Three conclusions can be drawn from the authors' analysis:

1) Since the start of the debt crisis financial markets have provided wrong signals; led by fear and panic, they pushed the spreads to artificially high levels and forced cash-strapped nations into intense austerity that produced great suffering. They also gave these wrong signals to the European authorities, in particular the European Commission that went on a crusade trying to enforce more austerity.

Thus financial markets acquired great power in that they spread panic into the world of the European authorities that translated the market panic into enforcing excessive austerity. While the ECB finally acted in September 2012, it can also be argued that had it acted earlier much of the panic in the markets may not have occurred and the excessive austerity programmes may have been avoided.

2) Panic and fear are not good guides for economic policies. These sentiments have forced southern eurozone countries into quick and intense austerity that not only led to deep recessions, but also up to now, did not help to restore sustainability of public finances. On the contrary, the same austerity measures led to dramatic increases of the debt-to-GDP ratios in southern countries, thereby weakening their capacity to service their debts.

In order to avoid misunderstanding, the authors are not saying that southern European countries will not have to go through austerity so as to return to sustainable government finances. They will have to do so. What the authors are claiming is that the timing and the intensity of the austerity programmes have been dictated too much by market sentiments of fear and panic instead of being the outcome of rational decision-making processes.
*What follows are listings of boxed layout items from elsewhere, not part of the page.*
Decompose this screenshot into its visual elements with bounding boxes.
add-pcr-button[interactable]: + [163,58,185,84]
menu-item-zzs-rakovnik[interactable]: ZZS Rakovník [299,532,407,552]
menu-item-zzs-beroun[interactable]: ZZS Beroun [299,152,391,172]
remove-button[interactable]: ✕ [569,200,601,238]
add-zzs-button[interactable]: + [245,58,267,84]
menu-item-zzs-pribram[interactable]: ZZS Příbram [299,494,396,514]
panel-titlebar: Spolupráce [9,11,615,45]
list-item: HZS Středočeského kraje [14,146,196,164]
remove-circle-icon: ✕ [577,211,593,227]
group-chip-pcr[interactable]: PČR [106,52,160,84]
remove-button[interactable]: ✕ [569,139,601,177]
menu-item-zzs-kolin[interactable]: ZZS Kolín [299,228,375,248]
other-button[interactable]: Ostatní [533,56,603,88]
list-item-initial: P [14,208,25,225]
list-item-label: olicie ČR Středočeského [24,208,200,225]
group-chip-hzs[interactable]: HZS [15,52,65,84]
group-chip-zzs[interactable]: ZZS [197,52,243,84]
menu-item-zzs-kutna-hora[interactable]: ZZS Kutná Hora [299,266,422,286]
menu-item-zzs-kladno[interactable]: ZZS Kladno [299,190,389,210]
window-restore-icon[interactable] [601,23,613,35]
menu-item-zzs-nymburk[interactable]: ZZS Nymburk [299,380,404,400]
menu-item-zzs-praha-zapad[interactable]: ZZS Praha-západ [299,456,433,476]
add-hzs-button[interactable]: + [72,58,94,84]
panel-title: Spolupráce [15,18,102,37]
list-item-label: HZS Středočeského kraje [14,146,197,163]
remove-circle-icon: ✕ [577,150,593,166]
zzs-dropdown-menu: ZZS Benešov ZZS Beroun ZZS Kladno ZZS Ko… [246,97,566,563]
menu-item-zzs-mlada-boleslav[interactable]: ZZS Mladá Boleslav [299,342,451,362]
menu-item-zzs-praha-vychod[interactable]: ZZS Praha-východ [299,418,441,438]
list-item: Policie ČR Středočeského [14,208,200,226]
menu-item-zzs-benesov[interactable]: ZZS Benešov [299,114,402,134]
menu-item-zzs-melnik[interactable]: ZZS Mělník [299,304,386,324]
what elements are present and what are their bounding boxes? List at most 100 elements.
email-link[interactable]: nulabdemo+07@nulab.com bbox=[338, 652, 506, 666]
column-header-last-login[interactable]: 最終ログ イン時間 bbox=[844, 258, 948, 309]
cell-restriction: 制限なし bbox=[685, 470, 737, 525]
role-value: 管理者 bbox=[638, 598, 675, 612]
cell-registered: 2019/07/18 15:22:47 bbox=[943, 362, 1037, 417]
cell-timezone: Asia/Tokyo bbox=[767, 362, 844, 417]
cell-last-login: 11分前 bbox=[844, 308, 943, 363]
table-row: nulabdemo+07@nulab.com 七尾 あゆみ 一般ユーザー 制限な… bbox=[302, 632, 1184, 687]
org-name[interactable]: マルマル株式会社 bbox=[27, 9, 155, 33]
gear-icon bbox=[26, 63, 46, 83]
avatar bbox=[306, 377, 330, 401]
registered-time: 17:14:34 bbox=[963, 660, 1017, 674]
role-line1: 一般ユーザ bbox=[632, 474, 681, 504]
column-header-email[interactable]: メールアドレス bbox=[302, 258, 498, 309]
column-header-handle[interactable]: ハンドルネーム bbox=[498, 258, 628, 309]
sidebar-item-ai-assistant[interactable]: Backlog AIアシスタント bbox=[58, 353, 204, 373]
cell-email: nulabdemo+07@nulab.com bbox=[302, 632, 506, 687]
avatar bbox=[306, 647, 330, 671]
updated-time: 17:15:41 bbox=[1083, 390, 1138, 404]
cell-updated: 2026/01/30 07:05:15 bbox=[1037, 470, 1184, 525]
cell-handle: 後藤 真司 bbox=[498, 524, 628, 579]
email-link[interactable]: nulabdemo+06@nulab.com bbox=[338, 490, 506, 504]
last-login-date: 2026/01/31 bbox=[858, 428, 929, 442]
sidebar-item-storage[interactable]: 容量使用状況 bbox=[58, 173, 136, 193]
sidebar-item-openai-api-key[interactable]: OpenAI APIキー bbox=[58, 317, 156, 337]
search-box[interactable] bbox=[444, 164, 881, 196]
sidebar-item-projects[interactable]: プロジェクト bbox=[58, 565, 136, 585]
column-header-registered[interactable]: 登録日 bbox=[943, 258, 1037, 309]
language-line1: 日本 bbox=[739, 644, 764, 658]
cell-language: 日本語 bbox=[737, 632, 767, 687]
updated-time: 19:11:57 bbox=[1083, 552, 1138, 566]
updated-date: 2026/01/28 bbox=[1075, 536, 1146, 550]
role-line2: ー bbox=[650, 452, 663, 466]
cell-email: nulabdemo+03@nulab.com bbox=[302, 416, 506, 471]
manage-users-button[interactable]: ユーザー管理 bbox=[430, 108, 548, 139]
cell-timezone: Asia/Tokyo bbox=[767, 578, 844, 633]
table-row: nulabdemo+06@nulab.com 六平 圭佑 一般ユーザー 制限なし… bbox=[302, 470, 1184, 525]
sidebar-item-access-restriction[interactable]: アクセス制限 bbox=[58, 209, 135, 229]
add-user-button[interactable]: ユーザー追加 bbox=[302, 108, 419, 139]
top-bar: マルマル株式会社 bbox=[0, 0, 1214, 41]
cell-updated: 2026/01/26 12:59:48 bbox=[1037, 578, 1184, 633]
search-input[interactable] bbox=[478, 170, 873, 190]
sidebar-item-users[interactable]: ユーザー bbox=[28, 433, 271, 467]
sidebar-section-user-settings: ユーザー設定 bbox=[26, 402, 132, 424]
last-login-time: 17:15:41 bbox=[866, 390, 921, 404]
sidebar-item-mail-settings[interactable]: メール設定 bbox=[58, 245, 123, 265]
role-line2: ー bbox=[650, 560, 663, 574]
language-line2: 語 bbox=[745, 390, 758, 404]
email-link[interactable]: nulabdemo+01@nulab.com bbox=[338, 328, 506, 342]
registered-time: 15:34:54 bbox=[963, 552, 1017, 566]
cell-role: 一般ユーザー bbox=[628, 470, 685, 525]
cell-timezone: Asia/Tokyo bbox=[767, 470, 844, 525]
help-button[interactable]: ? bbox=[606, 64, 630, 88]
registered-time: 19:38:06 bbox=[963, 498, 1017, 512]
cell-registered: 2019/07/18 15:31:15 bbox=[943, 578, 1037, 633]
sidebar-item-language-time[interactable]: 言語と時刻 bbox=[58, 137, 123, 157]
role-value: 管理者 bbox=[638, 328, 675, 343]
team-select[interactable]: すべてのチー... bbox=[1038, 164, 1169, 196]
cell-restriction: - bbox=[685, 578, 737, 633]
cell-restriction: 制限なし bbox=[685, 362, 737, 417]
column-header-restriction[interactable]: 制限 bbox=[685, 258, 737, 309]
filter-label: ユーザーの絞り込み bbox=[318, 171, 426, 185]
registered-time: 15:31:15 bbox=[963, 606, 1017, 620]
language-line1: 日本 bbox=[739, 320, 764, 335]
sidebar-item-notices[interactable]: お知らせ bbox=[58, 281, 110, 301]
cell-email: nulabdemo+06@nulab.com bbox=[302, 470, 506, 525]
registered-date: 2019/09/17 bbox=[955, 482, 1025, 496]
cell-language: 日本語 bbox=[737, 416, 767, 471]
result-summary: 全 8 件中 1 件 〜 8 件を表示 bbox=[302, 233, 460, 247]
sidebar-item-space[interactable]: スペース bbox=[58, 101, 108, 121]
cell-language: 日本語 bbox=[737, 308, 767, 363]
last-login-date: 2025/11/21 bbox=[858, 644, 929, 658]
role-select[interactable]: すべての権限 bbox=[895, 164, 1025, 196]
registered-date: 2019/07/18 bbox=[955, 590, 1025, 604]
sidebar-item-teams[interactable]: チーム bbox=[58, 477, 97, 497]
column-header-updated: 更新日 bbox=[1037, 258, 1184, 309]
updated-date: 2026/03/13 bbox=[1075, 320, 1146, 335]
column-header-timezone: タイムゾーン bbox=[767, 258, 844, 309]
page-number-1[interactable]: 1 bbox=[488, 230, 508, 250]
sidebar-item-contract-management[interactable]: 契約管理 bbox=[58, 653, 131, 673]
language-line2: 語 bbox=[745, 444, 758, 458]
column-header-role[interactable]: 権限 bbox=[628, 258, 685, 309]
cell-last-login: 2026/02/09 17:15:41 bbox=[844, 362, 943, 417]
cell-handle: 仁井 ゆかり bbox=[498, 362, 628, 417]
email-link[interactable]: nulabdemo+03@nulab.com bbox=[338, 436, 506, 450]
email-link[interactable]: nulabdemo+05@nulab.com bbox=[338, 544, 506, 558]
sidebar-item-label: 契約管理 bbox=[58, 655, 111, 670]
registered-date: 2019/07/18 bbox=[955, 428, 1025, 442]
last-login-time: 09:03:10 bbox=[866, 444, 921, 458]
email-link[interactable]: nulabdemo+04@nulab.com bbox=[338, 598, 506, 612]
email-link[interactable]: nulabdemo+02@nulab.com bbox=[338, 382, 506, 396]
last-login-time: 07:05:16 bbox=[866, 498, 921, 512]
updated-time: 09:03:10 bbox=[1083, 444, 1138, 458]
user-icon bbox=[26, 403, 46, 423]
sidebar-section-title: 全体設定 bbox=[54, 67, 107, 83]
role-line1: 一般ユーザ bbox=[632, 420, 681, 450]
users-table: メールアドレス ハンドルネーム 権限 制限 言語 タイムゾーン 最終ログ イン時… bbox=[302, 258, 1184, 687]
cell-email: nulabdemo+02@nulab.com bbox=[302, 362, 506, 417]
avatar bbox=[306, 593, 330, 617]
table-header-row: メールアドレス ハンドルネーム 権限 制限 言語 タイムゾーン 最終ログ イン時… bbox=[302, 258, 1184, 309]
3) Financial markets did not signal northern countries to stimulate their economies, thus introducing a deflationary bias that lead to the double-dip recession. The desirable budgetary stance for the eurozone as whole consists in the south pursuing austerity, albeit spread over a longer period of time, while the north engages in some fiscal stimulus so as to counter the deflationary forces originating from the south. The northern countries have the capacity to do so. Most of them have now stabilised their debt-to-GDP ratios. As a result, they can allow a budget deficit and still keep their ratio constant. Germany in particular could have a budget deficit of close to 3 per cent, which would keep its debt-to-GDP ratio constant. Given the size of Germany, this would allow for a significant stimulus for the eurozone as a whole.

The intense austerity programmes that have been dictated by financial markets create new risks for the eurozone. While the ECB 2012 decision to be a lender of last resort in the government bond markets eliminated the existential fears about the future of the eurozone, the new risks for the future of the eurozone now have shifted into the social and political sphere. As it becomes obvious that the austerity programmes produce unnecessary sufferings especially for the millions of people who have been thrown into unemployment and poverty, resistance against these programmes is likely to increase. A resistance that may lead millions of people to wish to be liberated from what they perceive to be shackles imposed by the euro.